INFORME ECONÓMICO MENSUAL | Nº II | FEBRERO 2017

Ya en el segundo año de gobierno de Mauricio Macri, la impaciencia sobre el devenir de la economía va ganando a diversos sectores de nuestra sociedad. ¿Llegará el ansiado despegue o la economía continuará en caída libre? Ciertos indicadores de producción y recaudación parecen dar la pauta de que la economía estaría, al menos parcialmente, dejando de caer. Sin embargo, la base de comparación con diciembre de 2015, cuando la actividad se frenó a la espera del cambio de gobierno y de política cambiaria, es una base débil para sacar conclusiones definitivas. De ahí que sigue abierto el interrogante sobre si pasamos a una fase de estancamiento, de rebote o si se trata del rebote de un gato muerto tal como denominan en la jerga financiera, al hecho de que una economía puede parecer rebotar transitoriamente, para luego continuar en una situación crítica.

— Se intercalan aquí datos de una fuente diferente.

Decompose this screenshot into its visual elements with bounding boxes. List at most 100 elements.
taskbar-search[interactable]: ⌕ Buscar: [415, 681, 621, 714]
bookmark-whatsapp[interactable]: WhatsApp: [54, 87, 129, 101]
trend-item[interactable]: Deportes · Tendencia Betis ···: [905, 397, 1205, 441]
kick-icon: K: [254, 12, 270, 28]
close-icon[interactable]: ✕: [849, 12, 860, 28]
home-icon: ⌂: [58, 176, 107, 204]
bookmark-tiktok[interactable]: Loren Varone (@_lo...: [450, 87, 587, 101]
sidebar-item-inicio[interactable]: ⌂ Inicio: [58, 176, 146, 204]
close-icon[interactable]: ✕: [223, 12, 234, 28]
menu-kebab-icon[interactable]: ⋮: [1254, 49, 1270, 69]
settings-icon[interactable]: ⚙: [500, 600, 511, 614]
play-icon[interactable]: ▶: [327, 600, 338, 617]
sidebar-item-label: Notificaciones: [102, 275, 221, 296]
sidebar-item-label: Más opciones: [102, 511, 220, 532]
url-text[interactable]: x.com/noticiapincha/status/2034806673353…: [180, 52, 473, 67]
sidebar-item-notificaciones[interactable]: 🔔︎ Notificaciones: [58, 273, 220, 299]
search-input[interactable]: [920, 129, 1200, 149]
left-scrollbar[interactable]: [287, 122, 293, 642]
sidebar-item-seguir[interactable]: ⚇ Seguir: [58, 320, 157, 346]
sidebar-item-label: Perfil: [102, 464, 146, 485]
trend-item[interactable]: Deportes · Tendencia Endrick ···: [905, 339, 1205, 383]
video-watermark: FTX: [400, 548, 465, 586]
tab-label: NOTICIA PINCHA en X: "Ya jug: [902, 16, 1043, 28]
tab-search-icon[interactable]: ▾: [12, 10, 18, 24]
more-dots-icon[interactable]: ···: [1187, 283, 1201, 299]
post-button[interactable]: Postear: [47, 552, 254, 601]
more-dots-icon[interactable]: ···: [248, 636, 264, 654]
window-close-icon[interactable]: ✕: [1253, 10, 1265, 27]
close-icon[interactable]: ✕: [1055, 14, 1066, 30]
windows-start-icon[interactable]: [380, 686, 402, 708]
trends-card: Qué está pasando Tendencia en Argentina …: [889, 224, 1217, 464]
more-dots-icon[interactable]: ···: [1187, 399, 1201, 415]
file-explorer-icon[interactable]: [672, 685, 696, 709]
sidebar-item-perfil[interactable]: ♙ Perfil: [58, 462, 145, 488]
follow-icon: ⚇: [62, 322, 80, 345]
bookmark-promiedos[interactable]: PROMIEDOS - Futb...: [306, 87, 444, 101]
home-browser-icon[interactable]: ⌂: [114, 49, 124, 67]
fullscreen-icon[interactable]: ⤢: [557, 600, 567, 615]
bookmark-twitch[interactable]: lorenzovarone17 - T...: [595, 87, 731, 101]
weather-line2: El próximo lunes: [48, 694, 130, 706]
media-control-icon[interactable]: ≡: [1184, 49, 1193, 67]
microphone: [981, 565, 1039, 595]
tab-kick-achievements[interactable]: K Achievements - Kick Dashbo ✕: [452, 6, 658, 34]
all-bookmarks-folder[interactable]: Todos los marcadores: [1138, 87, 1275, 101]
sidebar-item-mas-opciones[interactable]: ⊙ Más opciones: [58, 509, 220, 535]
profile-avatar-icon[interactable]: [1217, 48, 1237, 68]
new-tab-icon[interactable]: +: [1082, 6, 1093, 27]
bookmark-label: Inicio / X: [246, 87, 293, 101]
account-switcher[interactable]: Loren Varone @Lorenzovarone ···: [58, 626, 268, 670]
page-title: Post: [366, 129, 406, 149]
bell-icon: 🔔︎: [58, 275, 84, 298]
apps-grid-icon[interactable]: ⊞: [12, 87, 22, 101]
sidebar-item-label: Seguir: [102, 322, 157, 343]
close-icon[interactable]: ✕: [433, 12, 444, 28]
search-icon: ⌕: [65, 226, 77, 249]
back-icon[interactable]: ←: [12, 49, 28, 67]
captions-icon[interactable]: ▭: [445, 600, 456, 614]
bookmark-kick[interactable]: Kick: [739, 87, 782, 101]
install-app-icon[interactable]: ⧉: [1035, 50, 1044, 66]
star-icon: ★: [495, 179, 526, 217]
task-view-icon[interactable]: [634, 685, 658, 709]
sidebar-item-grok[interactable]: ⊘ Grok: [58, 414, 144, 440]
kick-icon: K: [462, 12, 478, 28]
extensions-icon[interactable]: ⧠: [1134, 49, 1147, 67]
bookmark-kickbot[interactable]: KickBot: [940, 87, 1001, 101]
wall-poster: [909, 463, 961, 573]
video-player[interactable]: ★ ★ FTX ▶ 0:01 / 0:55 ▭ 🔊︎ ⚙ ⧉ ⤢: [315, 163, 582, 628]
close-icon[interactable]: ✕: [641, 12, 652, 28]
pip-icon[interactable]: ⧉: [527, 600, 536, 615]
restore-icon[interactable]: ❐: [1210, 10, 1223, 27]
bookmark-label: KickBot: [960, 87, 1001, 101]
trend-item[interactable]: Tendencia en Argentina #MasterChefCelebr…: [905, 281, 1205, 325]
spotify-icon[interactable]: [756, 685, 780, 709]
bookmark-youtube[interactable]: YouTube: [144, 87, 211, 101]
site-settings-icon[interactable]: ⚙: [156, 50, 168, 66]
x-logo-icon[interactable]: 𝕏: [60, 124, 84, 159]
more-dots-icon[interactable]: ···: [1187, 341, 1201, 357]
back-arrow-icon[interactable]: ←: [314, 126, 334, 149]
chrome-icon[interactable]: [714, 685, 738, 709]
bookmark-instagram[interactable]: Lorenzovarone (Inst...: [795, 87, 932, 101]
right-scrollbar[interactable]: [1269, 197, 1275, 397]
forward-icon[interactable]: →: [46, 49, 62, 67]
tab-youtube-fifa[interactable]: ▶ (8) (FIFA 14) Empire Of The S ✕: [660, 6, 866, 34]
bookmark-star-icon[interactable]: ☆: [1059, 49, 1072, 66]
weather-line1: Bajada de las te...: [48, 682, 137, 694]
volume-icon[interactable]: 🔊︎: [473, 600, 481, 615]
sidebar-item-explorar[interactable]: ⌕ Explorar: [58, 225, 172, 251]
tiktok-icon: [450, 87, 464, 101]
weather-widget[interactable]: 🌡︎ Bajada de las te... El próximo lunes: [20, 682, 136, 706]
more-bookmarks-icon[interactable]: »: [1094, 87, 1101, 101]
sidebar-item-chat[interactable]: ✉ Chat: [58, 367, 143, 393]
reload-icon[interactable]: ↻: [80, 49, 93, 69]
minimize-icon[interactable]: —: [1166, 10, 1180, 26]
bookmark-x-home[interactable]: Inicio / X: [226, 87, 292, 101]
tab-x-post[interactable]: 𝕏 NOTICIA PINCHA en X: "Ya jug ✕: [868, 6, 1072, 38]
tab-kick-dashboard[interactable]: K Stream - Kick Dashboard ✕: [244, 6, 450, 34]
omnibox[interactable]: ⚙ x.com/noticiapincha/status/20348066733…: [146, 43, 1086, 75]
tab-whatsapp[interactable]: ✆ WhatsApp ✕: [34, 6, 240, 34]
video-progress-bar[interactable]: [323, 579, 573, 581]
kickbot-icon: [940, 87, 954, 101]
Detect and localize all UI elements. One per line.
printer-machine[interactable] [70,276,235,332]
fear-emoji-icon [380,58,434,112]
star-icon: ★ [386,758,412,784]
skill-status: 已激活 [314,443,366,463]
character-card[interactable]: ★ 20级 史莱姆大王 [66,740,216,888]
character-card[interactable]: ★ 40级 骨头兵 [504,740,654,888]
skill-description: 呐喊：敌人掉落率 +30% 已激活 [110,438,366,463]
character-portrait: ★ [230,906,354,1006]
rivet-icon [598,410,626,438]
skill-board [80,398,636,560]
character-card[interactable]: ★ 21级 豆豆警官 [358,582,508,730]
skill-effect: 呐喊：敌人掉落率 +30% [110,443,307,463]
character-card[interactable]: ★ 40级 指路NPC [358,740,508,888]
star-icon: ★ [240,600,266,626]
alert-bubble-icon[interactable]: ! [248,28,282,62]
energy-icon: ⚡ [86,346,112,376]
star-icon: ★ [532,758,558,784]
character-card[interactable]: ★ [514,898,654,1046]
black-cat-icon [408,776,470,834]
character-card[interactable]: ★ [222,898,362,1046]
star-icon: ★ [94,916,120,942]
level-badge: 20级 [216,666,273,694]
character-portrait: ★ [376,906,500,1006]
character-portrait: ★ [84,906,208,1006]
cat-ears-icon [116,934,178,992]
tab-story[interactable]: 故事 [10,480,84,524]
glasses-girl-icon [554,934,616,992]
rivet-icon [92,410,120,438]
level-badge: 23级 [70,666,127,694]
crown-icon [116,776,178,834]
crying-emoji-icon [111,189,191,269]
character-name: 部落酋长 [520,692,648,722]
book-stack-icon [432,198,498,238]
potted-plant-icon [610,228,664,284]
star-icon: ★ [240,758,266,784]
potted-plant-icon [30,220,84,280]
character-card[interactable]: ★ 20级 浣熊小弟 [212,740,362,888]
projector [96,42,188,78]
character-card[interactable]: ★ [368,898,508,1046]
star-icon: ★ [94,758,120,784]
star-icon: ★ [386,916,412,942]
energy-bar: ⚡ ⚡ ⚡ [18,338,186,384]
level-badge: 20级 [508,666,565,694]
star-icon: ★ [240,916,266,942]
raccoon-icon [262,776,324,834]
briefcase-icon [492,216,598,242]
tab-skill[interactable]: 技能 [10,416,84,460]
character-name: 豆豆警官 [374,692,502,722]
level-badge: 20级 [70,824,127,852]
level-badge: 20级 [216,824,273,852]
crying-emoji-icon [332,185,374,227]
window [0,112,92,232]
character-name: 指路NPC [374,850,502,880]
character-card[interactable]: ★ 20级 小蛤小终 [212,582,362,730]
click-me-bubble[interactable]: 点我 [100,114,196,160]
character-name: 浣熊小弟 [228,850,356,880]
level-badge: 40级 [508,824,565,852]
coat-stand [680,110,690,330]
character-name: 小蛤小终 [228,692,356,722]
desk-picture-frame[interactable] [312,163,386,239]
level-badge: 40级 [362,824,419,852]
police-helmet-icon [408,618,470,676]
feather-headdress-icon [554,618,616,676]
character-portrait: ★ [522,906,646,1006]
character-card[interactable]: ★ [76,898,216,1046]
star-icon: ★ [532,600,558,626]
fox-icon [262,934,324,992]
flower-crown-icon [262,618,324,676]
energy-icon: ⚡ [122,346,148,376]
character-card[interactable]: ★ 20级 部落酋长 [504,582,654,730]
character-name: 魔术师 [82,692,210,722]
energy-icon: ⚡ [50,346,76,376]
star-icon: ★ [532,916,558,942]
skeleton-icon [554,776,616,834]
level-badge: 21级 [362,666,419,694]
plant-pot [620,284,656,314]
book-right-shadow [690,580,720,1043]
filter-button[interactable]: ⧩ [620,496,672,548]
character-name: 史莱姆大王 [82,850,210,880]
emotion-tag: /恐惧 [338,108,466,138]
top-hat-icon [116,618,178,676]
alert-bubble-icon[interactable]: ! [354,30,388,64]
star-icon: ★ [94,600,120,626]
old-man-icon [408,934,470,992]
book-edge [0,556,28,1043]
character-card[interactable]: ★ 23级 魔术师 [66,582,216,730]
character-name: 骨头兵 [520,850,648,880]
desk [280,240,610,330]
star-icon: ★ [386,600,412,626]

¿Brotes verdes? El incremento de la producción de automóviles (+13,9% dic.16/dic.15) impulsado por las exportaciones a Brasil y las ventas al mercado interno; de las exportaciones (+34% dic.17/dic.16); un fuerte incremento del gasto en obra pública (Gasto Capital, +177% dic.17/dic.16); una muy leve mejora en los despachos de cemento (+2,2% dic.16/dic.15) y una recaudación de impuestos ligados al mercado interno (IVA DGI y Cheques,+36,55% prom. ene.17/ene.16) similar a la evolución de los precios según registros provinciales; generaron expectativas de que comience a detenerse el deterioro económico producido desde el cambio de gestión. Sin embargo, la mayor parte de los indicadores se comparan con diciembre de 2015, un mes que en el marco del cambio de gestión y de política cambiaria, generó una verdadera parálisis de la economía y, especialmente, de las exportaciones y el gasto público en obras. Por otro lado, aparece un punto que muchos analistas pasan por alto. Los indicadores de inflación con que se deflactan algunas variables resultan desactualizados. Esto se debe a que la canasta con la que se pondera no contempla el cambio de precios relativos generado por la suba de los servicios públicos. De esa manera, subestiman la inflación real al ponderar los nuevos incrementos tarifarios mediante ponderadores propios de cuando los servicios eran baratos, siendo que ya no lo son. Esa subestimación de la inflación puede provocar que el seguimiento de la actividad por indicadores de recaudación, genere expectativas erradas de recuperación (que estarían indicando que la inflación real supera a la que registran los institutos estadísticos).